Chile no tiene un gran estadio. Desde hace mucho rato.
La política estatal permitió que hubiera buenos y modernos recintos en muchas ciudades, que seguirán aumentando, pero la premura por entregar el Estadio Nacional antes del término del primer período de Michelle Bachelet convirtió a "nuestro principal coliseo deportivo" en un adefesio.
Su capacidad quedó muy limitada, su estética es anticuada, sus servicios obsoletos. Que el principal recinto del país albergue a poco más de cuarenta mil personas es una limitante, sin dudas. Económica y social.
Peor aún es que cuando se llena las condiciones operativas y de seguridad sean -a la luz de lo expresado por las mismas autoridades- insuficientes.
Honestamente pensé que el Estadio Monumental sería escenario de la próxima Copa América con importantes mejoras. Desde todo punto de vista. También de capacidad, pero dándole un toque de modernidad a un estadio que cumplirá treinta años sin una inversión importante en su ampliación o mejoramiento. Eso no ocurrirá, lo que no deja de ser extraño. El recinto colocolino es uno de los pocos que son financiados por un club, pero hace rato requiere de modificaciones profundas. Ni hablar de las butacas dibujadas en el piso de concreto de sus dos galerías, que parecen una broma al lado de grandes y modernos recintos.
Para organizar la Copa América y el Mundial Sub 17 la Federación de Fútbol hizo lo de siempre: corrió a pedirle recursos al fisco. Y parecía que el país llegaba sobrado de cariño a las dos citas, pero pasó lo que tenía que ocurrir: Concepción estuvo siempre atrasado y Viña del Mar quedó entrampado en una maraña de ineptitudes, burocracia y malgasto que es francamente bochornosa.
Los clubes que utilizarán esos escenarios no tienen nada que decir: no pusieron ni el pegamento para las maquetas. Y la Federación tampoco, porque depende de la buena voluntad de los gobiernos, que en estas materias operan con plazos y objetivos que son propios de la administración pública.
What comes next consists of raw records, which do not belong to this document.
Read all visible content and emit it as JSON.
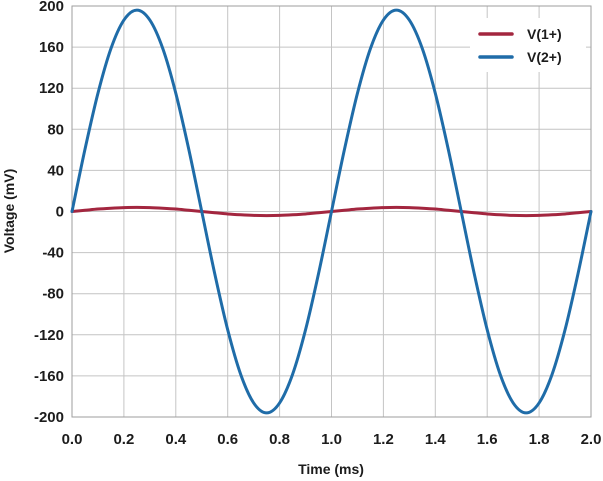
{
  "chart_data": {
    "type": "line",
    "title": "",
    "xlabel": "Time (ms)",
    "ylabel": "Voltage (mV)",
    "xlim": [
      0,
      2.0
    ],
    "ylim": [
      -200,
      200
    ],
    "x_ticks": [
      "0.0",
      "0.2",
      "0.4",
      "0.6",
      "0.8",
      "1.0",
      "1.2",
      "1.4",
      "1.6",
      "1.8",
      "2.0"
    ],
    "y_ticks": [
      "200",
      "160",
      "120",
      "80",
      "40",
      "0",
      "-40",
      "-80",
      "-120",
      "-160",
      "-200"
    ],
    "grid": true,
    "legend_position": "top-right",
    "x": [
      0,
      0.05,
      0.1,
      0.15,
      0.2,
      0.25,
      0.3,
      0.35,
      0.4,
      0.45,
      0.5,
      0.55,
      0.6,
      0.65,
      0.7,
      0.75,
      0.8,
      0.85,
      0.9,
      0.95,
      1.0,
      1.05,
      1.1,
      1.15,
      1.2,
      1.25,
      1.3,
      1.35,
      1.4,
      1.45,
      1.5,
      1.55,
      1.6,
      1.65,
      1.7,
      1.75,
      1.8,
      1.85,
      1.9,
      1.95,
      2.0
    ],
    "series": [
      {
        "name": "V(1+)",
        "color": "#a3263f",
        "values": [
          0,
          1.2,
          2.4,
          3.2,
          3.8,
          4,
          3.8,
          3.2,
          2.4,
          1.2,
          0,
          -1.2,
          -2.4,
          -3.2,
          -3.8,
          -4,
          -3.8,
          -3.2,
          -2.4,
          -1.2,
          0,
          1.2,
          2.4,
          3.2,
          3.8,
          4,
          3.8,
          3.2,
          2.4,
          1.2,
          0,
          -1.2,
          -2.4,
          -3.2,
          -3.8,
          -4,
          -3.8,
          -3.2,
          -2.4,
          -1.2,
          0
        ]
      },
      {
        "name": "V(2+)",
        "color": "#1f6ca8",
        "values": [
          0,
          60.5,
          115.1,
          158.5,
          186.3,
          196,
          186.3,
          158.5,
          115.1,
          60.5,
          0,
          -60.5,
          -115.1,
          -158.5,
          -186.3,
          -196,
          -186.3,
          -158.5,
          -115.1,
          -60.5,
          0,
          60.5,
          115.1,
          158.5,
          186.3,
          196,
          186.3,
          158.5,
          115.1,
          60.5,
          0,
          -60.5,
          -115.1,
          -158.5,
          -186.3,
          -196,
          -186.3,
          -158.5,
          -115.1,
          -60.5,
          0
        ]
      }
    ]
  }
}
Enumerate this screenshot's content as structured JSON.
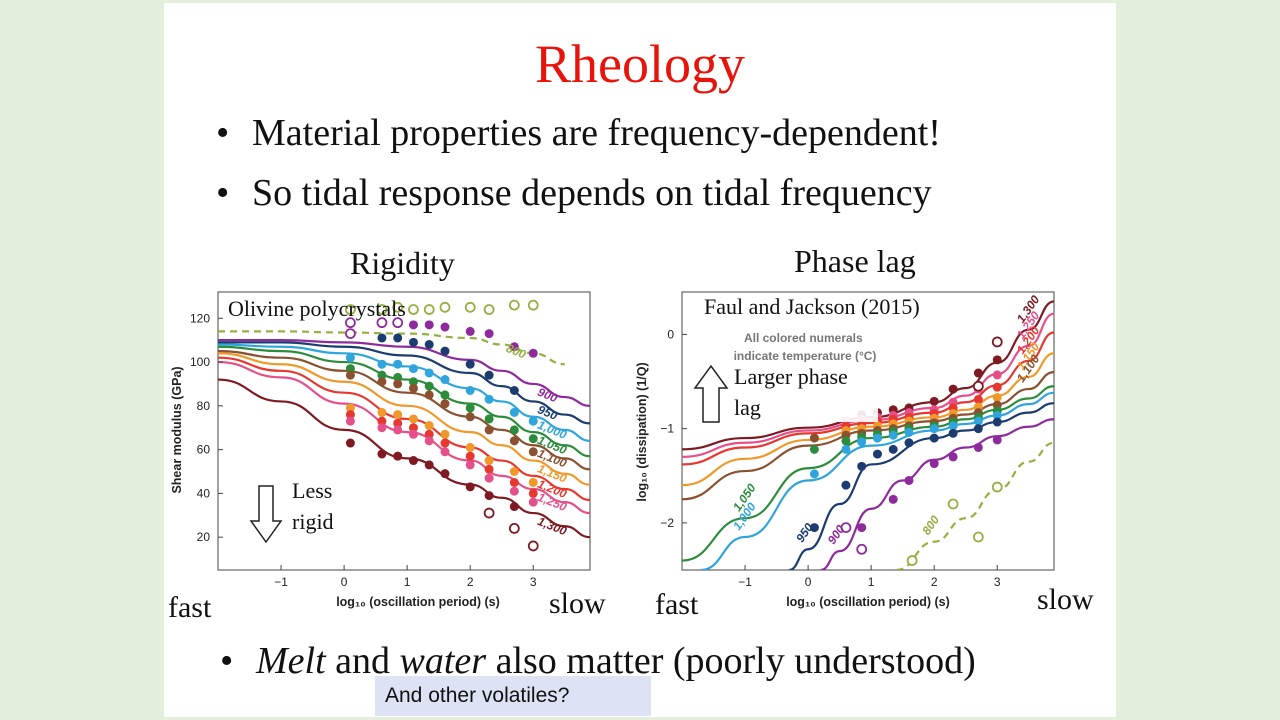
{
  "slide": {
    "title": "Rheology",
    "bullets": [
      "Material properties are frequency-dependent!",
      "So tidal response depends on tidal frequency"
    ],
    "bottom_bullet": {
      "part1": "Melt",
      "part2": " and ",
      "part3": "water",
      "part4": " also matter (poorly understood)"
    },
    "note": "And other volatiles?",
    "labels": {
      "rigidity": "Rigidity",
      "phase_lag": "Phase lag",
      "fast": "fast",
      "slow": "slow"
    },
    "colors": {
      "title": "#e8140c",
      "note_bg": "#dde3f4",
      "background": "#e3eedd"
    }
  },
  "chart_data": [
    {
      "type": "line",
      "title": "Olivine polycrystals",
      "xlabel": "log₁₀ (oscillation period) (s)",
      "ylabel": "Shear modulus (GPa)",
      "xlim": [
        -2,
        3.9
      ],
      "ylim": [
        5,
        132
      ],
      "xticks": [
        "−1",
        "0",
        "1",
        "2",
        "3"
      ],
      "yticks": [
        "20",
        "40",
        "60",
        "80",
        "100",
        "120"
      ],
      "annotation": {
        "line1": "Less",
        "line2": "rigid"
      },
      "series": [
        {
          "name": "800",
          "color": "#93b040",
          "dashed": true,
          "x": [
            -2,
            -1,
            0,
            1,
            2,
            2.5,
            3,
            3.5
          ],
          "y": [
            114,
            114,
            113.5,
            113,
            111,
            108,
            104,
            99
          ]
        },
        {
          "name": "900",
          "color": "#8e2b9c",
          "x": [
            -2,
            -1,
            0,
            1,
            2,
            2.5,
            3,
            3.5,
            3.9
          ],
          "y": [
            110,
            110,
            109,
            107,
            101,
            96,
            90,
            84,
            80
          ]
        },
        {
          "name": "950",
          "color": "#1c3c70",
          "x": [
            -2,
            -1,
            0,
            1,
            2,
            2.5,
            3,
            3.5,
            3.9
          ],
          "y": [
            109,
            109,
            107,
            103,
            95,
            89,
            82,
            76,
            72
          ]
        },
        {
          "name": "1,000",
          "color": "#30a5dd",
          "x": [
            -2,
            -1,
            0,
            1,
            2,
            2.5,
            3,
            3.5,
            3.9
          ],
          "y": [
            108,
            107,
            104,
            98,
            88,
            82,
            75,
            69,
            64
          ]
        },
        {
          "name": "1,050",
          "color": "#2d8c3c",
          "x": [
            -2,
            -1,
            0,
            1,
            2,
            2.5,
            3,
            3.5,
            3.9
          ],
          "y": [
            107,
            105,
            100,
            92,
            81,
            75,
            68,
            62,
            57
          ]
        },
        {
          "name": "1,100",
          "color": "#8a5030",
          "x": [
            -2,
            -1,
            0,
            1,
            2,
            2.5,
            3,
            3.5,
            3.9
          ],
          "y": [
            105,
            102,
            96,
            86,
            75,
            69,
            62,
            56,
            51
          ]
        },
        {
          "name": "1,150",
          "color": "#f0982a",
          "x": [
            -2,
            -1,
            0,
            1,
            2,
            2.5,
            3,
            3.5,
            3.9
          ],
          "y": [
            104,
            99,
            91,
            80,
            68,
            62,
            55,
            49,
            44
          ]
        },
        {
          "name": "1,200",
          "color": "#e63830",
          "x": [
            -2,
            -1,
            0,
            1,
            2,
            2.5,
            3,
            3.5,
            3.9
          ],
          "y": [
            102,
            96,
            86,
            74,
            61,
            55,
            48,
            42,
            37
          ]
        },
        {
          "name": "1,250",
          "color": "#e6508a",
          "x": [
            -2,
            -1,
            0,
            1,
            2,
            2.5,
            3,
            3.5,
            3.9
          ],
          "y": [
            100,
            93,
            81,
            68,
            55,
            48,
            42,
            36,
            31
          ]
        },
        {
          "name": "1,300",
          "color": "#7e1a22",
          "x": [
            -2,
            -1,
            0,
            1,
            2,
            2.5,
            3,
            3.5,
            3.9
          ],
          "y": [
            92,
            82,
            69,
            56,
            44,
            38,
            31,
            25,
            20
          ]
        }
      ],
      "points": [
        {
          "color": "#93b040",
          "open": true,
          "x": [
            0.1,
            0.6,
            0.85,
            1.1,
            1.35,
            1.6,
            2.0,
            2.3,
            2.7,
            3.0
          ],
          "y": [
            124,
            124,
            125,
            124,
            124,
            125,
            125,
            124,
            126,
            126
          ]
        },
        {
          "color": "#8e2b9c",
          "open": true,
          "x": [
            0.1,
            0.6,
            0.85,
            0.1
          ],
          "y": [
            118,
            118,
            118,
            113
          ]
        },
        {
          "color": "#8e2b9c",
          "x": [
            1.1,
            1.35,
            1.6,
            2.0,
            2.3,
            2.7,
            3.0
          ],
          "y": [
            117,
            117,
            116,
            114,
            113,
            107,
            104
          ]
        },
        {
          "color": "#1c3c70",
          "x": [
            0.6,
            0.85,
            1.1,
            1.35,
            1.6,
            2.0,
            2.3,
            2.7
          ],
          "y": [
            111,
            111,
            109,
            108,
            105,
            99,
            94,
            87
          ]
        },
        {
          "color": "#30a5dd",
          "x": [
            0.1,
            0.6,
            0.85,
            1.1,
            1.35,
            1.6,
            2.0,
            2.3,
            2.7,
            3.0
          ],
          "y": [
            102,
            99,
            99,
            97,
            95,
            92,
            87,
            83,
            77,
            73
          ]
        },
        {
          "color": "#2d8c3c",
          "x": [
            0.1,
            0.6,
            0.85,
            1.1,
            1.35,
            1.6,
            2.0,
            2.3,
            2.7,
            3.0
          ],
          "y": [
            97,
            94,
            93,
            91,
            89,
            85,
            79,
            74,
            69,
            65
          ]
        },
        {
          "color": "#8a5030",
          "x": [
            0.1,
            0.6,
            0.85,
            1.1,
            1.35,
            1.6,
            2.0,
            2.3,
            2.7,
            3.0
          ],
          "y": [
            94,
            91,
            90,
            88,
            85,
            81,
            75,
            69,
            64,
            59
          ]
        },
        {
          "color": "#f0982a",
          "x": [
            0.1,
            0.6,
            0.85,
            1.1,
            1.35,
            1.6,
            2.0,
            2.3,
            2.7,
            3.0
          ],
          "y": [
            79,
            77,
            76,
            74,
            71,
            67,
            61,
            55,
            50,
            45
          ]
        },
        {
          "color": "#e63830",
          "x": [
            0.1,
            0.6,
            0.85,
            1.1,
            1.35,
            1.6,
            2.0,
            2.3,
            2.7,
            3.0
          ],
          "y": [
            76,
            73,
            72,
            70,
            67,
            63,
            57,
            51,
            45,
            40
          ]
        },
        {
          "color": "#e6508a",
          "x": [
            0.1,
            0.6,
            0.85,
            1.1,
            1.35,
            1.6,
            2.0,
            2.3,
            2.7,
            3.0
          ],
          "y": [
            73,
            70,
            69,
            67,
            64,
            59,
            53,
            47,
            41,
            36
          ]
        },
        {
          "color": "#7e1a22",
          "x": [
            0.1,
            0.6,
            0.85,
            1.1,
            1.35,
            1.6,
            2.0,
            2.3,
            2.7
          ],
          "y": [
            63,
            58,
            57,
            55,
            53,
            49,
            43,
            39,
            34
          ]
        },
        {
          "color": "#7e1a22",
          "open": true,
          "x": [
            2.3,
            2.7,
            3.0
          ],
          "y": [
            31,
            24,
            16
          ]
        }
      ]
    },
    {
      "type": "line",
      "title": "Faul and Jackson (2015)",
      "subtitle": "All colored numerals indicate temperature (°C)",
      "xlabel": "log₁₀ (oscillation period) (s)",
      "ylabel": "log₁₀ (dissipation) (1/Q)",
      "xlim": [
        -2,
        3.9
      ],
      "ylim": [
        -2.5,
        0.45
      ],
      "xticks": [
        "−1",
        "0",
        "1",
        "2",
        "3"
      ],
      "yticks": [
        "0",
        "−1",
        "−2"
      ],
      "annotation": {
        "line1": "Larger phase",
        "line2": "lag"
      },
      "series": [
        {
          "name": "1,300",
          "color": "#7e1a22",
          "x": [
            -2,
            -1,
            0,
            1,
            2,
            2.5,
            3,
            3.5,
            3.9
          ],
          "y": [
            -1.22,
            -1.1,
            -0.99,
            -0.88,
            -0.72,
            -0.57,
            -0.3,
            0.05,
            0.35
          ]
        },
        {
          "name": "1,250",
          "color": "#e6508a",
          "x": [
            -2,
            -1,
            0,
            1,
            2,
            2.5,
            3,
            3.5,
            3.9
          ],
          "y": [
            -1.3,
            -1.15,
            -1.02,
            -0.91,
            -0.78,
            -0.65,
            -0.42,
            -0.12,
            0.22
          ]
        },
        {
          "name": "1,200",
          "color": "#e63830",
          "x": [
            -2,
            -1,
            0,
            1,
            2,
            2.5,
            3,
            3.5,
            3.9
          ],
          "y": [
            -1.38,
            -1.2,
            -1.05,
            -0.94,
            -0.83,
            -0.72,
            -0.54,
            -0.28,
            0.02
          ]
        },
        {
          "name": "1,150",
          "color": "#f0982a",
          "x": [
            -2,
            -1,
            0,
            1,
            2,
            2.5,
            3,
            3.5,
            3.9
          ],
          "y": [
            -1.6,
            -1.32,
            -1.12,
            -0.98,
            -0.88,
            -0.8,
            -0.65,
            -0.45,
            -0.2
          ]
        },
        {
          "name": "1,100",
          "color": "#8a5030",
          "x": [
            -2,
            -1,
            0,
            1,
            2,
            2.5,
            3,
            3.5,
            3.9
          ],
          "y": [
            -1.75,
            -1.45,
            -1.18,
            -1.02,
            -0.92,
            -0.85,
            -0.74,
            -0.58,
            -0.4
          ]
        },
        {
          "name": "1,050",
          "color": "#2d8c3c",
          "x": [
            -2,
            -1,
            0,
            1,
            2,
            2.5,
            3,
            3.5,
            3.9
          ],
          "y": [
            -2.4,
            -1.95,
            -1.42,
            -1.1,
            -0.98,
            -0.9,
            -0.8,
            -0.68,
            -0.55
          ]
        },
        {
          "name": "1,000",
          "color": "#30a5dd",
          "x": [
            -1.7,
            -1,
            0,
            1,
            2,
            2.5,
            3,
            3.5,
            3.9
          ],
          "y": [
            -2.5,
            -2.15,
            -1.55,
            -1.18,
            -1.02,
            -0.95,
            -0.86,
            -0.74,
            -0.62
          ]
        },
        {
          "name": "950",
          "color": "#1c3c70",
          "x": [
            -0.3,
            0,
            0.5,
            1,
            2,
            2.5,
            3,
            3.5,
            3.9
          ],
          "y": [
            -2.5,
            -2.28,
            -1.8,
            -1.38,
            -1.1,
            -1.02,
            -0.93,
            -0.83,
            -0.73
          ]
        },
        {
          "name": "900",
          "color": "#8e2b9c",
          "x": [
            0.2,
            0.5,
            1,
            1.5,
            2,
            2.5,
            3,
            3.5,
            3.9
          ],
          "y": [
            -2.5,
            -2.3,
            -1.85,
            -1.55,
            -1.33,
            -1.2,
            -1.08,
            -0.98,
            -0.9
          ]
        },
        {
          "name": "800",
          "color": "#93b040",
          "dashed": true,
          "x": [
            1.4,
            2,
            2.5,
            3,
            3.5,
            3.9
          ],
          "y": [
            -2.5,
            -2.2,
            -1.95,
            -1.65,
            -1.35,
            -1.15
          ]
        }
      ],
      "points": [
        {
          "color": "#7e1a22",
          "x": [
            0.85,
            1.1,
            1.35,
            1.6,
            2.0,
            2.3,
            2.7,
            3.0
          ],
          "y": [
            -0.85,
            -0.83,
            -0.8,
            -0.78,
            -0.71,
            -0.58,
            -0.41,
            -0.27
          ]
        },
        {
          "color": "#e6508a",
          "x": [
            0.6,
            0.85,
            1.1,
            1.35,
            1.6,
            2.0,
            2.3,
            2.7,
            3.0
          ],
          "y": [
            -0.92,
            -0.9,
            -0.88,
            -0.86,
            -0.83,
            -0.8,
            -0.72,
            -0.58,
            -0.43
          ]
        },
        {
          "color": "#e63830",
          "x": [
            0.6,
            0.85,
            1.1,
            1.35,
            1.6,
            2.0,
            2.3,
            2.7,
            3.0
          ],
          "y": [
            -0.97,
            -0.95,
            -0.92,
            -0.9,
            -0.88,
            -0.84,
            -0.78,
            -0.69,
            -0.56
          ]
        },
        {
          "color": "#f0982a",
          "x": [
            0.6,
            0.85,
            1.1,
            1.35,
            1.6,
            2.0,
            2.3,
            2.7,
            3.0
          ],
          "y": [
            -1.02,
            -1.0,
            -0.97,
            -0.95,
            -0.92,
            -0.89,
            -0.84,
            -0.77,
            -0.67
          ]
        },
        {
          "color": "#8a5030",
          "x": [
            0.1,
            0.6,
            0.85,
            1.1,
            1.35,
            1.6,
            2.0,
            2.3,
            2.7,
            3.0
          ],
          "y": [
            -1.1,
            -1.07,
            -1.05,
            -1.02,
            -1.0,
            -0.97,
            -0.94,
            -0.89,
            -0.83,
            -0.75
          ]
        },
        {
          "color": "#2d8c3c",
          "x": [
            0.1,
            0.6,
            0.85,
            1.1,
            1.35,
            1.6,
            2.0,
            2.3,
            2.7,
            3.0
          ],
          "y": [
            -1.22,
            -1.13,
            -1.09,
            -1.06,
            -1.03,
            -1.0,
            -0.97,
            -0.93,
            -0.88,
            -0.81
          ]
        },
        {
          "color": "#30a5dd",
          "x": [
            0.1,
            0.6,
            0.85,
            1.1,
            1.35,
            1.6,
            2.0,
            2.3,
            2.7,
            3.0
          ],
          "y": [
            -1.48,
            -1.22,
            -1.14,
            -1.1,
            -1.07,
            -1.04,
            -1.0,
            -0.97,
            -0.92,
            -0.86
          ]
        },
        {
          "color": "#1c3c70",
          "x": [
            0.1,
            0.6,
            0.85,
            1.1,
            1.35,
            1.6,
            2.0,
            2.3,
            2.7,
            3.0
          ],
          "y": [
            -2.05,
            -1.6,
            -1.4,
            -1.27,
            -1.22,
            -1.15,
            -1.1,
            -1.05,
            -1.0,
            -0.93
          ]
        },
        {
          "color": "#8e2b9c",
          "x": [
            0.85,
            1.35,
            1.6,
            2.0,
            2.3,
            2.7,
            3.0
          ],
          "y": [
            -2.05,
            -1.75,
            -1.55,
            -1.37,
            -1.3,
            -1.2,
            -1.12
          ]
        },
        {
          "color": "#8e2b9c",
          "open": true,
          "x": [
            0.6,
            0.85
          ],
          "y": [
            -2.05,
            -2.28
          ]
        },
        {
          "color": "#93b040",
          "open": true,
          "x": [
            1.65,
            2.3,
            2.7,
            3.0
          ],
          "y": [
            -2.4,
            -1.8,
            -2.15,
            -1.62
          ]
        },
        {
          "color": "#7e1a22",
          "open": true,
          "x": [
            2.7,
            3.0
          ],
          "y": [
            -0.55,
            -0.08
          ]
        }
      ]
    }
  ]
}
El temor es que, urgidos por los plazos y las promesas de los funcionarios, terminemos en lo de siempre: haciendo las cosas a la rápida y para que cortemos la cinta apuraditos y orgullosos.
Durante décadas cimentamos una fama de buenos organizadores amparados en la titánica pero modesta tarea del Mundial del 62, que se concretó gracias a una mezcla de entusiasmo, buena voluntad de la FIFA y aportes privados. Una suma de esfuerzos que levantó el mito de los buenos organizadores, de los gestores eficientes, de la austeridad en la adversidad. Con la venta de entradas on line ya se han vivido insufribles bochornos. Por lo que esta vez no hay excusas posibles para las dos sedes que están en peligro. Viña del Mar y Concepción no deben llegar a tiempo; deben llegar bien hechos, aunque haya que tragarse el sapo de la vergüenza.
La cantidad de empresas licitantes para cada detalle de los recintos y la falta de rigor ha motivado, por ejemplo, que el estadio de Calama, que debió haber sido entregado hace rato, siga en el limbo. Y que, por esta vez al menos, los comités organizadores de ambos torneos parezcan -como tantas veces pasó en el mundo en el último tiempo- meras oficinas de partes de los que verdaderamente mandan: los que ponen la plata. Que no se les olvide cuando hagan la evaluación final, donde no podrán olvidar que ni la selección adulta ni las juveniles tienen todavía un lugar decente donde entrenar en el siglo XXI, pese a los millones que ahora ingresan a las arcas de la Federación. Y eso sí que es incapacidad de gestión.